Pengamat: Banten Sulit Maju, Jika Pilkada Masih Dikendalikan Segelintir Elit

JAKARTA – Perhelatan Pilkada Serentak 2020 yang akan digelar di 4 Kabupaten/Kota di Provinsi Banten yang meliputi Kabupaten Pandeglang, Kabupaten Serang, Kota Cilegon dan Kota Tangerang Selatan, turut mendapat perhatian dari pengamat politik nasional, Gungun Heryanto.

Saat ditemui di kediamannya di Jakarta, Gungun menerangkan bahwa kontestasi Pilkada Serentak 2020 merupakan proses transformasi kesejarahan yang mesti dipahami secara menyeluruh.

Menurutnya, kondisi masyarakat saat ini masih belum optimal dalam menginterpretasikan kontestasi politik secara mendalam. Namun, bukan berarti kondisi masyarakat seperti itu tidak bisa diarahkan pada peningkatan kapasitas secara berdaya.

Dosen Komunikasi Politik UIN Jakarta itu pun memberikan pandangannya terkait ciri masyarakat yang berdaya dalam konteks Pilkada.

Hal pertama disampaikan Gungun adalah, bagaimana masyarakat dapat memilah dan memilih pemimpin dalam kontestasi Pilkada.

“Jika sosok pemimpin yang turut serta dalam kontestasi Pilkada didorong oleh kekuatan finansial, maka sudah pasti yang terpilih bukan yang terbaik. Yang terpilih adalah mereka yang bisa membeli pemilih,” ucapnya saat berbincang bersama faktabanten.co.id, Rabu (4/9/2019) lalu.

Pilkada yang penuh manipulasi dan politik uang, akan menjadi pintu masuk korupsi.

“Dengan demikian hal tersebut akan menjadi cikal bakal dari proses korupsi yang sifatnya masif. Itu yang disebut dengan demokrasi kolusif, kalau bahasanya dance letter,” imbuhnya.

Selanjutnya hal kedua, diterangkan Gungun, bahwa sistem dan perangkat seperti penyelenggara Pemilu baik Gakkumdu, KPU dan Bawaslu turut berperan dalam peningkatan kapasitas masyarakat berdaya.

“Kualitas penyelenggaraan akan menetukan kualifikasi dalam rangka menjaga Pilkada sesuai dengan aturan dan idealitas,” ujarnya.

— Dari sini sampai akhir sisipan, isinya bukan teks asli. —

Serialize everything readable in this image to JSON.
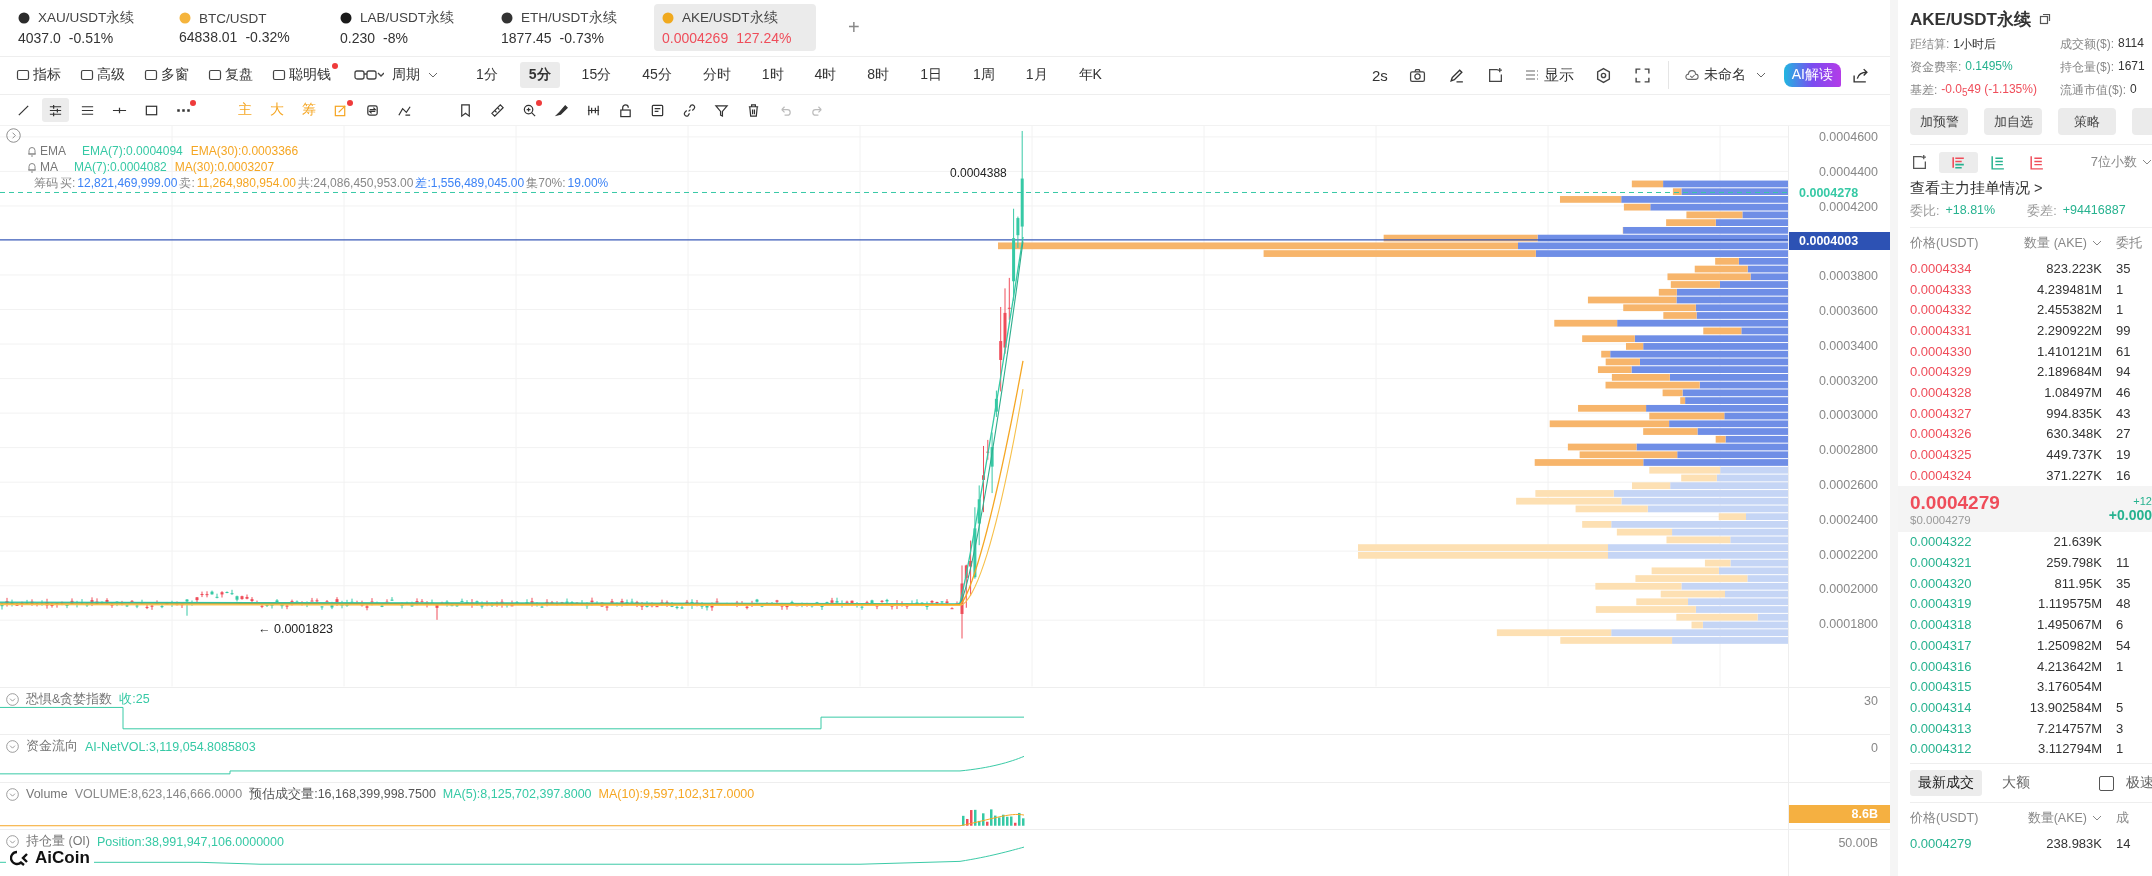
{
  "tickers": [
    {
      "symbol": "XAU/USDT永续",
      "price": "4037.0",
      "change": "-0.51%",
      "color": "#2b2b2b",
      "selected": false
    },
    {
      "symbol": "BTC/USDT",
      "price": "64838.01",
      "change": "-0.32%",
      "color": "#f5b43c",
      "selected": false
    },
    {
      "symbol": "LAB/USDT永续",
      "price": "0.230",
      "change": "-8%",
      "color": "#1a1a1a",
      "selected": false
    },
    {
      "symbol": "ETH/USDT永续",
      "price": "1877.45",
      "change": "-0.73%",
      "color": "#333333",
      "selected": false
    },
    {
      "symbol": "AKE/USDT永续",
      "price": "0.0004269",
      "change": "127.24%",
      "color": "#f0a91e",
      "selected": true
    }
  ],
  "add_tab": "+",
  "toolbar": {
    "menus": [
      {
        "label": "指标",
        "dot": false
      },
      {
        "label": "高级",
        "dot": false
      },
      {
        "label": "多窗",
        "dot": false
      },
      {
        "label": "复盘",
        "dot": false
      },
      {
        "label": "聪明钱",
        "dot": true
      }
    ],
    "period_menu": "周期",
    "periods": [
      {
        "label": "1分",
        "selected": false
      },
      {
        "label": "5分",
        "selected": true
      },
      {
        "label": "15分",
        "selected": false
      },
      {
        "label": "45分",
        "selected": false
      },
      {
        "label": "分时",
        "selected": false
      },
      {
        "label": "1时",
        "selected": false
      },
      {
        "label": "4时",
        "selected": false
      },
      {
        "label": "8时",
        "selected": false
      },
      {
        "label": "1日",
        "selected": false
      },
      {
        "label": "1周",
        "selected": false
      },
      {
        "label": "1月",
        "selected": false
      },
      {
        "label": "年K",
        "selected": false
      }
    ],
    "refresh": "2s",
    "display": "显示",
    "layout_name": "未命名",
    "ai_button": "AI解读"
  },
  "drawing_tools": [
    {
      "kind": "icon",
      "selected": false,
      "dot": false
    },
    {
      "kind": "icon",
      "selected": true,
      "dot": false
    },
    {
      "kind": "icon",
      "selected": false,
      "dot": false
    },
    {
      "kind": "icon",
      "selected": false,
      "dot": false
    },
    {
      "kind": "icon",
      "selected": false,
      "dot": false
    },
    {
      "kind": "icon",
      "selected": false,
      "dot": true
    },
    {
      "kind": "glyph",
      "label": "主",
      "selected": false,
      "dot": false
    },
    {
      "kind": "glyph",
      "label": "大",
      "selected": false,
      "dot": false
    },
    {
      "kind": "glyph",
      "label": "筹",
      "selected": false,
      "dot": false
    },
    {
      "kind": "icon",
      "selected": false,
      "dot": true
    },
    {
      "kind": "icon",
      "selected": false,
      "dot": false
    },
    {
      "kind": "icon",
      "selected": false,
      "dot": false
    },
    {
      "kind": "icon",
      "selected": false,
      "dot": false
    },
    {
      "kind": "icon",
      "selected": false,
      "dot": false
    },
    {
      "kind": "icon",
      "selected": false,
      "dot": true
    },
    {
      "kind": "icon",
      "selected": false,
      "dot": false
    },
    {
      "kind": "icon",
      "selected": false,
      "dot": false
    },
    {
      "kind": "icon",
      "selected": false,
      "dot": false
    },
    {
      "kind": "icon",
      "selected": false,
      "dot": false
    },
    {
      "kind": "icon",
      "selected": false,
      "dot": false
    },
    {
      "kind": "icon",
      "selected": false,
      "dot": false
    },
    {
      "kind": "icon",
      "selected": false,
      "dot": false
    },
    {
      "kind": "icon",
      "selected": false,
      "dot": false
    },
    {
      "kind": "icon",
      "selected": false,
      "dot": false
    }
  ],
  "chart": {
    "legends": [
      {
        "name": "EMA",
        "values": [
          {
            "text": "EMA(7):0.0004094",
            "color": "#36c9a5"
          },
          {
            "text": "EMA(30):0.0003366",
            "color": "#f5a623"
          }
        ]
      },
      {
        "name": "MA",
        "values": [
          {
            "text": "MA(7):0.0004082",
            "color": "#36c9a5"
          },
          {
            "text": "MA(30):0.0003207",
            "color": "#f5a623"
          }
        ]
      }
    ],
    "chips": [
      {
        "text": "筹码",
        "color": "#888888"
      },
      {
        "text": "买:",
        "color": "#888888"
      },
      {
        "text": "12,821,469,999.00",
        "color": "#3b82f6"
      },
      {
        "text": "卖:",
        "color": "#888888"
      },
      {
        "text": "11,264,980,954.00",
        "color": "#f5a623"
      },
      {
        "text": "共:24,086,450,953.00",
        "color": "#888888"
      },
      {
        "text": "差:1,556,489,045.00",
        "color": "#3b82f6"
      },
      {
        "text": "集70%:",
        "color": "#888888"
      },
      {
        "text": "19.00%",
        "color": "#3b82f6"
      }
    ],
    "high_label": "0.0004388",
    "low_label": "← 0.0001823",
    "price_axis": [
      "0.0004600",
      "0.0004400",
      "0.0004200",
      "0.0003800",
      "0.0003600",
      "0.0003400",
      "0.0003200",
      "0.0003000",
      "0.0002800",
      "0.0002600",
      "0.0002400",
      "0.0002200",
      "0.0002000",
      "0.0001800"
    ],
    "last_price_tag": "0.0004278",
    "crosshair_tag": "0.0004003"
  },
  "panes": [
    {
      "kind": "fear",
      "title": "恐惧&贪婪指数",
      "values": [
        {
          "text": "收:25",
          "color": "#36c9a5"
        }
      ],
      "axis_label": "30"
    },
    {
      "kind": "flow",
      "title": "资金流向",
      "values": [
        {
          "text": "AI-NetVOL:3,119,054.8085803",
          "color": "#36c9a5"
        }
      ],
      "axis_label": "0"
    },
    {
      "kind": "volume",
      "title": "Volume",
      "values": [
        {
          "text": "VOLUME:8,623,146,666.0000",
          "color": "#888888"
        },
        {
          "text": "预估成交量:16,168,399,998.7500",
          "color": "#555555"
        },
        {
          "text": "MA(5):8,125,702,397.8000",
          "color": "#36c9a5"
        },
        {
          "text": "MA(10):9,597,102,317.0000",
          "color": "#f5a623"
        }
      ],
      "axis_tag": "8.6B"
    },
    {
      "kind": "oi",
      "title": "持仓量 (OI)",
      "values": [
        {
          "text": "Position:38,991,947,106.0000000",
          "color": "#36c9a5"
        }
      ],
      "axis_label": "50.00B"
    }
  ],
  "logo": "AiCoin",
  "side": {
    "title": "AKE/USDT永续",
    "stats": [
      {
        "label": "距结算:",
        "value": "1小时后",
        "color": "#333333"
      },
      {
        "label": "成交额($):",
        "value": "8114",
        "color": "#333333"
      },
      {
        "label": "资金费率:",
        "value": "0.1495%",
        "color": "#26b28f"
      },
      {
        "label": "持仓量($):",
        "value": "1671",
        "color": "#333333"
      },
      {
        "label": "基差:",
        "value": "-0.0$_{5}$49 (-1.135%)",
        "color": "#ef4d5a"
      },
      {
        "label": "流通市值($):",
        "value": "0",
        "color": "#333333"
      }
    ],
    "buttons": [
      "加预警",
      "加自选",
      "策略"
    ],
    "decimals": "7位小数",
    "view_link": "查看主力挂单情况 >",
    "ratio_label": "委比:",
    "ratio": "+18.81%",
    "diff_label": "委差:",
    "diff": "+94416887",
    "book_columns": [
      "价格(USDT)",
      "数量 (AKE)",
      "委托"
    ],
    "asks": [
      {
        "price": "0.0004334",
        "qty": "823.223K",
        "total": "35"
      },
      {
        "price": "0.0004333",
        "qty": "4.239481M",
        "total": "1"
      },
      {
        "price": "0.0004332",
        "qty": "2.455382M",
        "total": "1"
      },
      {
        "price": "0.0004331",
        "qty": "2.290922M",
        "total": "99"
      },
      {
        "price": "0.0004330",
        "qty": "1.410121M",
        "total": "61"
      },
      {
        "price": "0.0004329",
        "qty": "2.189684M",
        "total": "94"
      },
      {
        "price": "0.0004328",
        "qty": "1.08497M",
        "total": "46"
      },
      {
        "price": "0.0004327",
        "qty": "994.835K",
        "total": "43"
      },
      {
        "price": "0.0004326",
        "qty": "630.348K",
        "total": "27"
      },
      {
        "price": "0.0004325",
        "qty": "449.737K",
        "total": "19"
      },
      {
        "price": "0.0004324",
        "qty": "371.227K",
        "total": "16"
      }
    ],
    "last": {
      "price": "0.0004279",
      "usd": "$0.0004279",
      "change_pct": "+12",
      "change": "+0.000"
    },
    "bids": [
      {
        "price": "0.0004322",
        "qty": "21.639K"
      },
      {
        "price": "0.0004321",
        "qty": "259.798K",
        "total": "11"
      },
      {
        "price": "0.0004320",
        "qty": "811.95K",
        "total": "35"
      },
      {
        "price": "0.0004319",
        "qty": "1.119575M",
        "total": "48"
      },
      {
        "price": "0.0004318",
        "qty": "1.495067M",
        "total": "6"
      },
      {
        "price": "0.0004317",
        "qty": "1.250982M",
        "total": "54"
      },
      {
        "price": "0.0004316",
        "qty": "4.213642M",
        "total": "1"
      },
      {
        "price": "0.0004315",
        "qty": "3.176054M"
      },
      {
        "price": "0.0004314",
        "qty": "13.902584M",
        "total": "5"
      },
      {
        "price": "0.0004313",
        "qty": "7.214757M",
        "total": "3"
      },
      {
        "price": "0.0004312",
        "qty": "3.112794M",
        "total": "1"
      }
    ],
    "trade_tabs": [
      {
        "label": "最新成交",
        "selected": true
      },
      {
        "label": "大额",
        "selected": false
      }
    ],
    "fast": {
      "label": "极速",
      "checked": false
    },
    "trade_columns": [
      "价格(USDT)",
      "数量(AKE)",
      "成"
    ],
    "trades": [
      {
        "price": "0.0004279",
        "qty": "238.983K",
        "total": "14"
      }
    ]
  }
}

Dijelaskan Gungun, bahwa akan menjadi persoalan serius jika tidak ada kemampuan pihak penyelenggara dalam menjaga kualitas demokrasi yang sebenarnya. Pasalnya, hal tersebut akan berimplikasi pada lemahnya pertahanan penyelenggaraan.

“Apalagi kalau kemudian si penyelenggara bertransaksi dengan orang yang punya kepentingan politik di Pilkada, contohnya kandidat,” tukasnya.

Hal ketiga, disebutkan Gungun, adalah political centrality (politik terpusat-red) yang ada di partai politik dalam memenangkan para kandidat yang sangat menentukan dalam keberlangsungan kontestasi pilkada.

“Jadi, bagaimanapun kan partai yang mengusung, meskipun ada kandidat independen dibolehkan, tapi sangat kecil jumlah persentase kandidat independen yang menang,” ungkapnya.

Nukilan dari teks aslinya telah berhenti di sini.